勾陳僵硬地立在原地,樓越走出的這一步,他經歷了驚喜、疑惑、了悟、心疼、理解等等各種複雜的情緒。早在龍雲驕衝出去之前,勾陳為了控制住自己不去抱下樓越的衝動,將自己的手掌掐出了血。
他懂樓越。
這一步於樓越而言重於生命,不能被打斷,不可被打擾。
勾陳真是沒見過比樓越還狠厲對己的人,不顧一切,不顧一切,不顧一切……
樓靈要離樓基,非飛昇成仙不可。而這些年飛昇的契機卻非要和樓越抓迷藏,勾陳和樓越試過所有辦法,一次不落,全部失敗!

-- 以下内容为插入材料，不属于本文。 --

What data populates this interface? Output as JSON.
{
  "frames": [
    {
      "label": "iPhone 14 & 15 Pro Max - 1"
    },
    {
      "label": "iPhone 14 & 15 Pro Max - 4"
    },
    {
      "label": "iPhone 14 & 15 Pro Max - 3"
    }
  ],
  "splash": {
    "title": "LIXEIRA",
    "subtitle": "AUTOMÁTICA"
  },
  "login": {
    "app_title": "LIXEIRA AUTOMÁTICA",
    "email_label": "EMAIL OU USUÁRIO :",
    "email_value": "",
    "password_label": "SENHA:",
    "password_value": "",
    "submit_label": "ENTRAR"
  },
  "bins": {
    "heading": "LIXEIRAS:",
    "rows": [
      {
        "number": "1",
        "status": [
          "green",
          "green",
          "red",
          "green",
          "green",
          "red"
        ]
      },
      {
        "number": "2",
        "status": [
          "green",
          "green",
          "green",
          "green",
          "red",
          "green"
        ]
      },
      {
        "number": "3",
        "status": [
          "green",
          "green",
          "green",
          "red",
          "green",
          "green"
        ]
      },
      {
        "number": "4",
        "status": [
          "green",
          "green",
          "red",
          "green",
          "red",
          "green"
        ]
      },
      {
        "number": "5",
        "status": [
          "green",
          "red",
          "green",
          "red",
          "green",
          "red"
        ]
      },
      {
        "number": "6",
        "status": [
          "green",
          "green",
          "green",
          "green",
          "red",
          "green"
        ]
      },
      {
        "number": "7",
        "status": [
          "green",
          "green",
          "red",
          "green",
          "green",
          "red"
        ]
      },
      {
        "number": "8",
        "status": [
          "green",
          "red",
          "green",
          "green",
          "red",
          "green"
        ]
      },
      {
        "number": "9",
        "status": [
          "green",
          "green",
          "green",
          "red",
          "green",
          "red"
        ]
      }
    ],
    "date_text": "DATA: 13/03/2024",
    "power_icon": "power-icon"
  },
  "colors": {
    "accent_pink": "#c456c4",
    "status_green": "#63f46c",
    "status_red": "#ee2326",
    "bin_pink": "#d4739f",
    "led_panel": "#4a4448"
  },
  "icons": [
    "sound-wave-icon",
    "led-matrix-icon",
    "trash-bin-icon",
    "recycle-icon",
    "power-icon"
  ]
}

那道代表飛昇機會的天劫的閃電,跟瞎了似的,不對,連刻意似都做不到那麼準,砸中那些個樓越的手下敗將,砸死了那些修為不敵天劫的修士,偏偏繞開了樓越。
人說修仙難,修仙漫,再難再久總歸不過“引氣入體、煉氣化神、煉神返虛、悟虛合道”十六字。卻為何樓越修完了十六字,卻不得飛昇?
勾陳想不明白。
打落牙齒和血吞走了一路,卻發現路的盡頭不是終點,而是無路……
費盡千辛萬苦,到頭來竹籃打水一場空,這種打擊……
換作別人,大概得憤世嫉俗,萬念俱灰。
勾陳無比心疼。
樓越從未和勾陳談起對天劫不來的看法,每一次嘗試失敗,樓越只是輕輕一笑。
勾陳一開始還安慰樓越,後來都不好意思再提此事,小心地避開“天劫”“飛昇”這些敏感字眼。勾陳想到這裡,自嘲地笑了笑,他真是小看了樓越。
天劫不來?飛昇無望?離不了越風山?
那便揹著越風山走罷。
這種不可能的光棍邏輯,在樓越這裡,居然成了。
這才是一個頂天立地男人該有的訣斷與擔當——命在我手,天下我有。
勾陳貴為天帝,看似風光無限,卻從來不能主宰自己的命運。他在樓越這裡,看到了生命的不可思議。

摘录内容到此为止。